Il existe un véritable underground des hackers ivoiriens, où on retrouve beaucoup de passionnés, d’étudiants, mais aussi des vendeurs de produits informatiques et aussi des monsieur tout le monde. A l’origine de ces vocations,, on retrouve les exploits d’IDAHC (le hacker derrière le piratage des données et du webzine d’orange), du Messie (gagnant des insecurity days, le genre de hacker qui réussit à pirater des satellites ), de Charly Costa (l’homme pour qui un grand nom de la téléphonie n’a pas plus de secret), le Code (hacker patriote); Son Tracker DPP (qui a besoin d’une barre de recherche Google pour pirater votre site web) et d’Hassouna (lui a juste besoin d’une clé usb), mais aussi une volonté de faire changer les choses, la sécurité informatique étant, pour l’instant, le cadet des soucis des administrateurs systèmes sous nos latitudes.

L’exemple le plus marquant (ou triste, c’est selon) de cet état des choses est le piratage à répétition du site web de SOTRA (la société de transport abidjanais). Pour l’histoire, le webmestre aurait été prévenu de l’existence d’une faille critique, mais n’aurait pas jugé utile de la corriger. En conséquence, en une semaine, le site à été défacé (acte consistant à réécrire le code d’un site web une fois qu’on a pu avoir un accès au serveur ou aux bases de données) par un hacker souhaitant protester contre le prix des billets. Ensuite, un autre hacker l’a re-defacé, et a pris le temps de laisser un billet pour notre ami le webmestre (qui, je pense a du mettre a jour son cv, ou ses connaissances).

En conclusion, la bulle a explosé. et c est une bonne nouvelle (non, non je ne suis pas un sadique.)

 

Il est bon que ces événements nous ouvrent les yeux sur 3 faits.

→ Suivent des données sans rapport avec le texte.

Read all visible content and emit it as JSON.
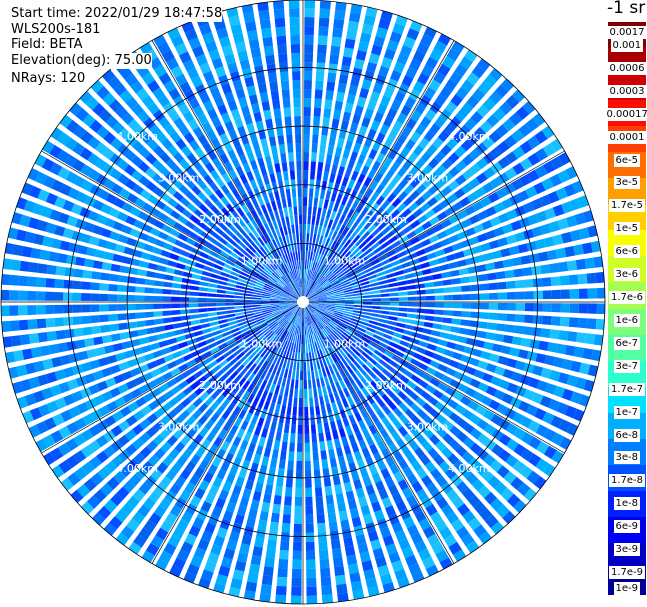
{
  "info": {
    "start_time": "Start time: 2022/01/29 18:47:58",
    "instrument": "WLS200s-181",
    "field": "Field: BETA",
    "elevation": "Elevation(deg): 75.00",
    "nrays": "NRays: 120"
  },
  "colorbar": {
    "units": "-1 sr",
    "colors": [
      "#7f0000",
      "#a80000",
      "#d10000",
      "#fa0f00",
      "#ff3f00",
      "#ff6f00",
      "#ff9f00",
      "#ffcf00",
      "#f9fe00",
      "#d0ff27",
      "#a6ff50",
      "#7dff7a",
      "#53ffa3",
      "#2affcd",
      "#00e0ff",
      "#00b0ff",
      "#0080ff",
      "#0050ff",
      "#0020ff",
      "#0000f1",
      "#0000c4",
      "#000096"
    ],
    "labels": [
      "0.0017",
      "0.001",
      "0.0006",
      "0.0003",
      "0.00017",
      "0.0001",
      "6e-5",
      "3e-5",
      "1.7e-5",
      "1e-5",
      "6e-6",
      "3e-6",
      "1.7e-6",
      "1e-6",
      "6e-7",
      "3e-7",
      "1.7e-7",
      "1e-7",
      "6e-8",
      "3e-8",
      "1.7e-8",
      "1e-8",
      "6e-9",
      "3e-9",
      "1.7e-9",
      "1e-9"
    ]
  },
  "chart_data": {
    "type": "heatmap",
    "projection": "polar-ppi",
    "field": "BETA",
    "n_rays": 120,
    "elevation_deg": 75.0,
    "range_max_km": 5.15,
    "range_rings_km": [
      1.0,
      2.0,
      3.0,
      4.0
    ],
    "range_ring_labels": [
      "1.00km",
      "2.00km",
      "3.00km",
      "4.00km"
    ],
    "dominant_value_range": [
      1e-08,
      1e-07
    ],
    "color_scale": "log",
    "grid": true
  }
}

1 – L’insécurité informatique,ÇA CONCERNE A TOUT LE MONDE. A partir du moment où vous allumez votre ordinateur, vous êtes une cible potentielle. Et c’est pire si vous êtes un professionnel des technologies .

2 – Les politiques de sécurité de base SONT INEFFICACES. Oui, ça peut surprendre , mais :

  • confier la sécurité d’une entreprise réalisant plusieurs millions de chiffres d’affaires au petit jeunot qui a un BTS et le payer 59 000 par mois,
  • Installer un antivirus / firewalls récupéré sur BitTorrent sur l’ensemble des postes de l’entreprise;
  • Ne pas protéger le wifi lorsqu’on est une banque;

ça peut créer des problèmes de sécurité …

 

3 – En parlant de ce qui marche pas, citons les sessions/conclaves/ateliers de réflexions, les conférences qui se terminent toujours de la même manière : des rapports de 40 pages et des réflexions sur le risque informatique. En réalité, ces ateliers ne servent en réalité qu’à créer des réseaux, mais on n’y apprend rien de nouveau.

Au diable les réflexions, l’heure du pragmatisme a sonné. 

Cela dit, le tableau n’est pas si sombre que cela. D’une part les autorités ivoiriennes semblent avoir pris connaissance de la situation et sont entrés en contacts avec les instances organisatrices des Insecurity Days pour mener des actions allant au delà de la simple sensibilisation.

D’autre part, la révolution a commencé et (contrairement à ce qui est dit dans la chanson) elle sera télévisée : La première chaîne de télévision ivoirienne consacre désormais une lucarne matinale à N’Cho Yao (organisateur des Insecurity et Hacker Certifié, s’il vous plaît) pour faire de la sensibilisation sur le risque informatique.

Cela laisse augurer de sérieux changements, et peut être de lendemains meilleurs.